Having defined the business problem, this document then describes the process of access certification, used to respond to privilege accumulation in a manner consistent with regulations such as Sarbanes-Oxley, HIPAA, 21CFR11 and GLB.
Two common threads running through many regulations are privacy protection (e.g., HIPAA, GLB, PIPEDA, EU Privacy Directive) and corporate governance (e.g., Sarbanes-Oxley, 21-CFR-11). Privacy applies to customers, patients, investors, employees and so forth. Good governance applies to financial data, clinical processes, safety procedures, etc.
Privacy protection and corporate governance both depend on effective internal controls. The challenge is to answer the questions:
Who can access sensitive data?
How are these users authenticated?
What can they see and modify?
|Are users held accountable for their actions?|
These requirements can be restated as AAA: authentication, authorization and audit.
AAA infrastructure is nothing new and has been built into every multi-user application for decades.
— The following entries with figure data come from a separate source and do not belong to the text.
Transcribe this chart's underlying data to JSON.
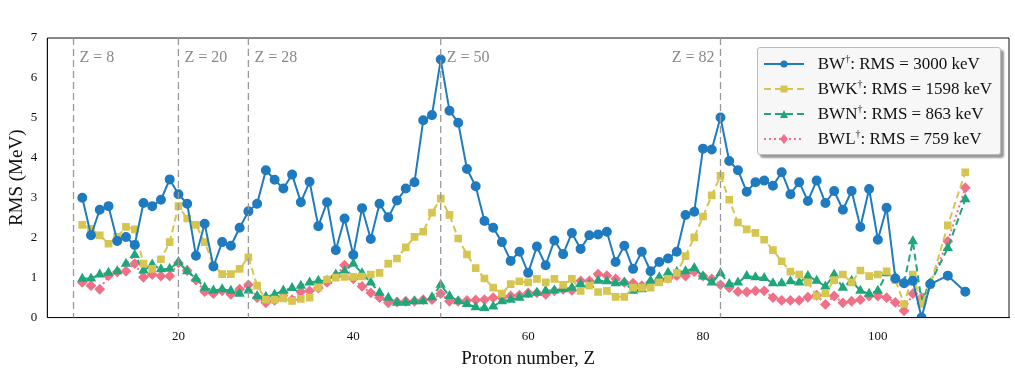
{
  "chart_data": {
    "type": "line",
    "xlabel": "Proton number, Z",
    "ylabel": "RMS (MeV)",
    "x": [
      9,
      10,
      11,
      12,
      13,
      14,
      15,
      16,
      17,
      18,
      19,
      20,
      21,
      22,
      23,
      24,
      25,
      26,
      27,
      28,
      29,
      30,
      31,
      32,
      33,
      34,
      35,
      36,
      37,
      38,
      39,
      40,
      41,
      42,
      43,
      44,
      45,
      46,
      47,
      48,
      49,
      50,
      51,
      52,
      53,
      54,
      55,
      56,
      57,
      58,
      59,
      60,
      61,
      62,
      63,
      64,
      65,
      66,
      67,
      68,
      69,
      70,
      71,
      72,
      73,
      74,
      75,
      76,
      77,
      78,
      79,
      80,
      81,
      82,
      83,
      84,
      85,
      86,
      87,
      88,
      89,
      90,
      91,
      92,
      93,
      94,
      95,
      96,
      97,
      98,
      99,
      100,
      101,
      102,
      103,
      104,
      105,
      106,
      108,
      110
    ],
    "xlim": [
      5,
      115
    ],
    "xticks": [
      20,
      40,
      60,
      80,
      100
    ],
    "ylim": [
      0,
      7
    ],
    "yticks": [
      0,
      1,
      2,
      3,
      4,
      5,
      6,
      7
    ],
    "legend": "top right",
    "ref_lines": [
      {
        "axis": "x",
        "value": 8,
        "label": "Z = 8",
        "line_style": "dashed"
      },
      {
        "axis": "x",
        "value": 20,
        "label": "Z = 20",
        "line_style": "dashed"
      },
      {
        "axis": "x",
        "value": 28,
        "label": "Z = 28",
        "line_style": "dashed"
      },
      {
        "axis": "x",
        "value": 50,
        "label": "Z = 50",
        "line_style": "dashed"
      },
      {
        "axis": "x",
        "value": 82,
        "label": "Z = 82",
        "line_style": "dashed"
      }
    ],
    "series": [
      {
        "name": "BW$^{†}$: RMS = 3000 keV",
        "color": "#1f7bbf",
        "marker": "circle",
        "line_style": "solid",
        "values": [
          3.0,
          2.06,
          2.7,
          2.79,
          1.92,
          2.02,
          1.82,
          2.87,
          2.79,
          2.95,
          3.46,
          3.09,
          2.85,
          1.55,
          2.35,
          1.28,
          1.89,
          1.8,
          2.25,
          2.66,
          2.85,
          3.69,
          3.45,
          3.23,
          3.58,
          2.89,
          3.4,
          2.29,
          2.89,
          1.69,
          2.48,
          1.57,
          2.74,
          1.97,
          2.85,
          2.51,
          2.93,
          3.23,
          3.39,
          4.94,
          5.07,
          6.46,
          5.18,
          4.88,
          3.72,
          3.29,
          2.42,
          2.25,
          1.89,
          1.42,
          1.65,
          1.12,
          1.78,
          1.31,
          1.93,
          1.59,
          2.12,
          1.72,
          2.06,
          2.08,
          2.15,
          1.39,
          1.8,
          1.22,
          1.65,
          1.16,
          1.39,
          1.48,
          1.65,
          2.57,
          2.65,
          4.23,
          4.21,
          5.01,
          3.92,
          3.69,
          3.15,
          3.39,
          3.43,
          3.3,
          3.64,
          3.09,
          3.39,
          2.92,
          3.43,
          2.87,
          3.17,
          2.7,
          3.17,
          2.27,
          3.22,
          1.95,
          2.75,
          0.98,
          0.86,
          0.92,
          0,
          0.84,
          1.05,
          0.65
        ]
      },
      {
        "name": "BWK$^{†}$: RMS = 1598 keV",
        "color": "#d6c54f",
        "marker": "square",
        "line_style": "dashed",
        "values": [
          2.32,
          2.22,
          2.06,
          1.85,
          2.02,
          2.27,
          2.21,
          1.35,
          1.22,
          1.46,
          1.89,
          2.79,
          2.48,
          2.32,
          1.89,
          1.31,
          1.09,
          1.09,
          1.22,
          1.51,
          0.8,
          0.45,
          0.45,
          0.48,
          0.42,
          0.47,
          0.5,
          0.75,
          0.95,
          1.0,
          1.02,
          1.02,
          1.03,
          1.08,
          1.12,
          1.35,
          1.48,
          1.76,
          2.02,
          2.15,
          2.63,
          2.98,
          2.57,
          1.98,
          1.58,
          1.24,
          0.98,
          0.75,
          0.6,
          0.84,
          0.91,
          0.88,
          0.97,
          0.88,
          0.97,
          0.82,
          0.97,
          0.67,
          0.8,
          0.64,
          0.67,
          0.52,
          0.52,
          0.75,
          0.75,
          0.75,
          0.88,
          0.97,
          1.12,
          1.54,
          2.01,
          2.53,
          3.06,
          3.55,
          2.95,
          2.38,
          2.21,
          2.12,
          1.95,
          1.69,
          1.41,
          1.15,
          1.08,
          0.88,
          0.54,
          0.61,
          0.94,
          1.08,
          0.88,
          1.18,
          1.04,
          1.08,
          1.16,
          0.94,
          0.34,
          1.08,
          0.34,
          0.82,
          2.31,
          3.64
        ]
      },
      {
        "name": "BWN$^{†}$: RMS = 863 keV",
        "color": "#1fa67a",
        "marker": "triangle",
        "line_style": "dashed",
        "values": [
          0.97,
          0.98,
          1.08,
          1.12,
          1.16,
          1.35,
          1.57,
          1.18,
          1.33,
          1.21,
          1.22,
          1.39,
          1.16,
          0.98,
          0.75,
          0.68,
          0.71,
          0.67,
          0.6,
          0.68,
          0.54,
          0.52,
          0.58,
          0.68,
          0.74,
          0.8,
          0.88,
          0.92,
          0.92,
          1.08,
          1.16,
          1.35,
          1.11,
          0.88,
          0.62,
          0.5,
          0.37,
          0.37,
          0.41,
          0.41,
          0.51,
          0.82,
          0.54,
          0.41,
          0.34,
          0.26,
          0.24,
          0.28,
          0.41,
          0.45,
          0.5,
          0.58,
          0.62,
          0.67,
          0.68,
          0.71,
          0.75,
          0.84,
          0.82,
          0.92,
          0.91,
          0.86,
          0.88,
          0.67,
          0.71,
          0.92,
          1.01,
          1.12,
          1.14,
          1.16,
          1.24,
          1.03,
          0.88,
          1.11,
          0.84,
          0.88,
          1.04,
          1.01,
          0.99,
          0.86,
          0.86,
          0.91,
          0.88,
          1.04,
          0.92,
          0.78,
          1.08,
          0.75,
          0.92,
          0.67,
          0.6,
          0.67,
          1.11,
          1.01,
          0.88,
          1.91,
          0.41,
          0.86,
          1.74,
          2.96
        ]
      },
      {
        "name": "BWL$^{†}$: RMS = 759 keV",
        "color": "#f07088",
        "marker": "diamond",
        "line_style": "dotted",
        "values": [
          0.88,
          0.8,
          0.71,
          1.05,
          1.14,
          1.16,
          1.35,
          1.01,
          1.08,
          1.04,
          1.04,
          1.37,
          1.18,
          0.94,
          0.65,
          0.6,
          0.67,
          0.58,
          0.71,
          0.82,
          0.5,
          0.37,
          0.43,
          0.62,
          0.45,
          0.65,
          0.67,
          0.74,
          0.88,
          1.04,
          1.31,
          0.97,
          0.78,
          0.62,
          0.5,
          0.37,
          0.39,
          0.41,
          0.41,
          0.45,
          0.45,
          0.6,
          0.41,
          0.41,
          0.43,
          0.44,
          0.45,
          0.5,
          0.5,
          0.54,
          0.56,
          0.62,
          0.62,
          0.58,
          0.67,
          0.71,
          0.68,
          0.92,
          0.92,
          1.09,
          1.05,
          0.97,
          0.88,
          0.86,
          0.8,
          0.88,
          0.92,
          0.98,
          1.05,
          1.04,
          1.15,
          1.04,
          0.97,
          0.82,
          0.75,
          0.65,
          0.64,
          0.67,
          0.67,
          0.5,
          0.43,
          0.43,
          0.43,
          0.51,
          0.56,
          0.33,
          0.54,
          0.37,
          0.41,
          0.45,
          0.54,
          0.54,
          0.5,
          0.38,
          0.17,
          0.6,
          0.5,
          0.86,
          1.91,
          3.25
        ]
      }
    ]
  }
}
The problem is that a growing number of systems and applications, combined with high staff mobility, have made it much harder to manage passwords and entitlements on which AAA rests.
With weak passwords, unreliable caller identification at the help desk, orphan accounts, inappropriate security entitlements and mismatched login IDs, AAA systems often wind up enforcing the wrong rules. The weakness is not in the authentication or authorization technology -- it's in the business process for managing security entitlements and credentials.
To address problems with AAA data, it is essential to implement robust processes to manage security, so that only the right users get access to the right data, at the right time.